La società rafforza però il fenomeno nell'adolescenza. Più che nelle altre fasi, l'adolescenza era il periodo della crescita sociale per eccellenza; attualmente, essa non è più, al massimo, che il periodo di potenzializzazione delle condizioni di una crescita sociale sospesa sine die, e in ogni caso rimandata. Così l'adolescente si trova dotato di un io chiamato precocemente a essere "pieno e totale", ma il cui uso utile viene sospeso dalla società. Da qui una contraddizione letale nella condizione dell'adolescente, lo sviluppo di patologie del dominio del reale e ciò che ho chiamato condotte di esaurimento nell'attesa, in particolare nell'ossessione per le feste.
La condizione dell'adolescente è un modo di vivere sotto una luce particolarmente acuta un nuovo dato della vita umana che ci interroga: la morte della mortalità. (... ) La morte ha smesso di essere la grande educatrice.
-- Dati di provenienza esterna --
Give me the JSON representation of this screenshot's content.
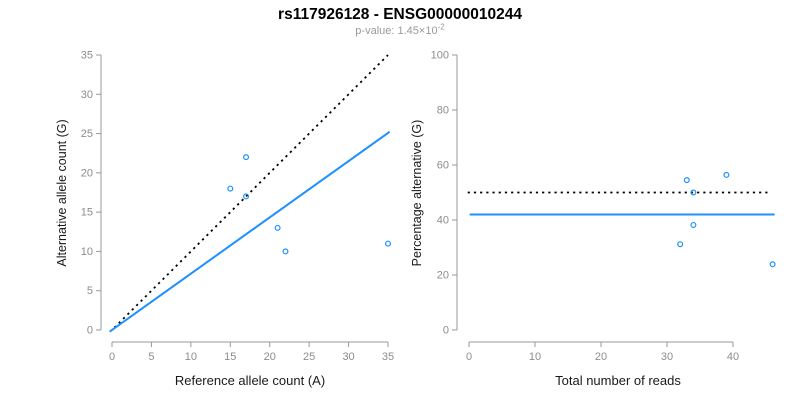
{
  "figure": {
    "title": "rs117926128 - ENSG00000010244",
    "pvalue_label": "p-value: ",
    "pvalue_base": "1.45×10",
    "pvalue_exponent": "-2"
  },
  "colors": {
    "accent_blue": "#1E90FF",
    "dotted_black": "#000000",
    "axis_gray": "#999999",
    "tick_label_gray": "#8c8c8c",
    "axis_title_black": "#1a1a1a"
  },
  "chart_data": [
    {
      "type": "scatter",
      "name": "allele-counts-plot",
      "xlabel": "Reference allele count (A)",
      "ylabel": "Alternative allele count (G)",
      "xlim": [
        0,
        35
      ],
      "ylim": [
        0,
        35
      ],
      "xticks": [
        0,
        5,
        10,
        15,
        20,
        25,
        30,
        35
      ],
      "yticks": [
        0,
        5,
        10,
        15,
        20,
        25,
        30,
        35
      ],
      "grid": false,
      "legend": null,
      "points": [
        [
          17,
          22
        ],
        [
          15,
          18
        ],
        [
          17,
          17
        ],
        [
          21,
          13
        ],
        [
          22,
          10
        ],
        [
          35,
          11
        ]
      ],
      "point_color": "#1E90FF",
      "lines": [
        {
          "name": "identity-line",
          "style": "dotted",
          "color": "#000000",
          "x": [
            0.3,
            35.0
          ],
          "y": [
            0.3,
            35.0
          ]
        },
        {
          "name": "regression-line",
          "style": "solid",
          "color": "#1E90FF",
          "x": [
            -0.3,
            35.2
          ],
          "y": [
            -0.21,
            25.22
          ]
        }
      ]
    },
    {
      "type": "scatter",
      "name": "percentage-alternative-plot",
      "xlabel": "Total number of reads",
      "ylabel": "Percentage alternative (G)",
      "xlim": [
        0,
        46
      ],
      "ylim": [
        0,
        100
      ],
      "xticks": [
        0,
        10,
        20,
        30,
        40
      ],
      "yticks": [
        0,
        20,
        40,
        60,
        80,
        100
      ],
      "grid": false,
      "legend": null,
      "points": [
        [
          33,
          54.5
        ],
        [
          34,
          50.0
        ],
        [
          39,
          56.4
        ],
        [
          34,
          38.2
        ],
        [
          32,
          31.2
        ],
        [
          46,
          23.9
        ]
      ],
      "point_color": "#1E90FF",
      "lines": [
        {
          "name": "expected-50pct-line",
          "style": "dotted",
          "color": "#000000",
          "x": [
            -0.2,
            45.4
          ],
          "y": [
            50,
            50
          ]
        },
        {
          "name": "mean-percentage-line",
          "style": "solid",
          "color": "#1E90FF",
          "x": [
            0.1,
            46.3
          ],
          "y": [
            42,
            42
          ]
        }
      ]
    }
  ]
}
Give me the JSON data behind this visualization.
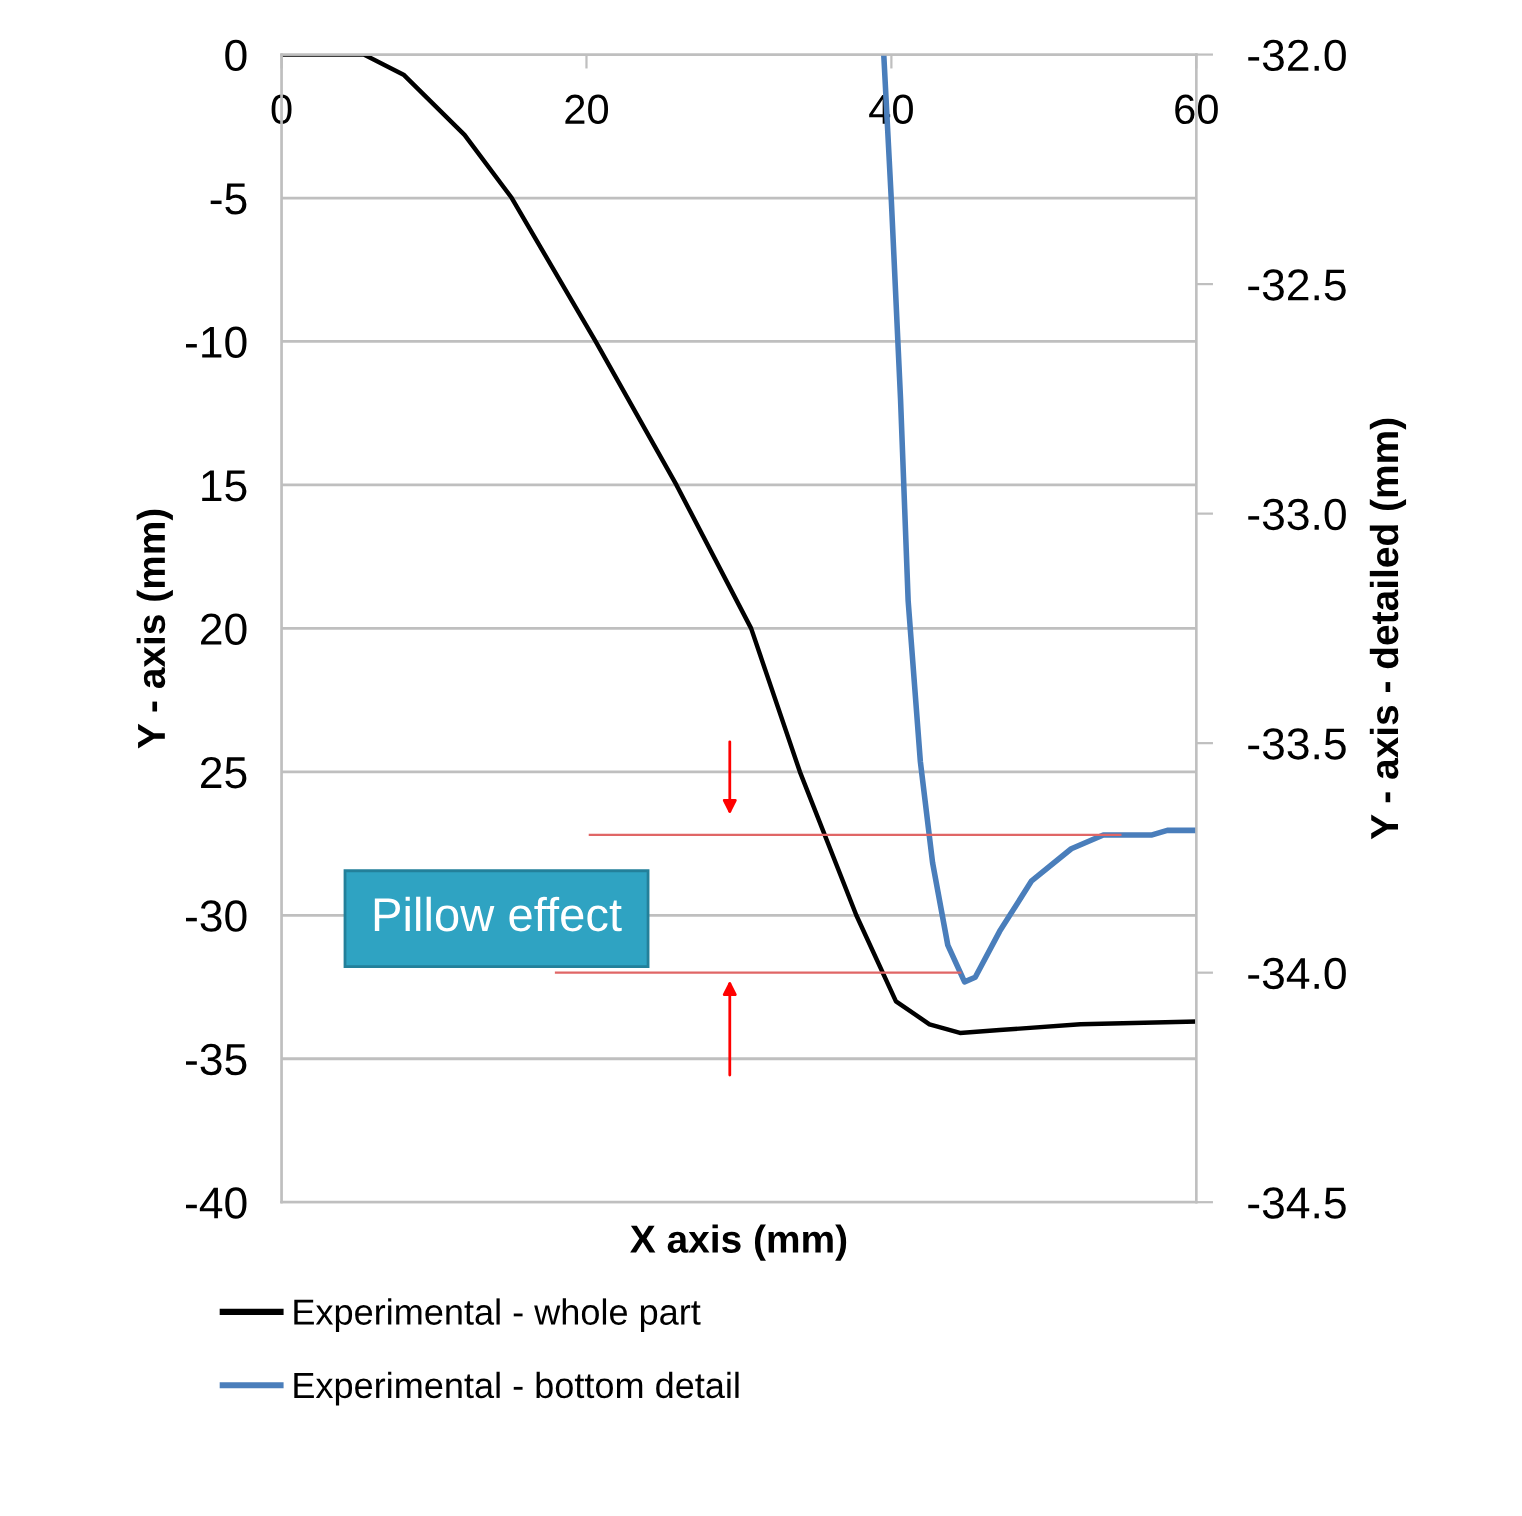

Attualmente l'uomo derivato dal sapiens vive senza la consapevolezza della morte quasi per metà della sua vita. Vive senza la consapevolezza della morte, della sua morte, un po' come gli animali, in una sorta di euforia e di spensieratezza. Ciò significa che, per una parte della sua esistenza, accantona la sua umanità, ciò che definisce l'umanità: la consapevolezza della morte. La questione posta all'individuo moderno è di sapere in quale misura il reale lui è oggi compreso, e di quali trasformazioni della sua rappresentazione questa nuova situazione antropologica è portatrice.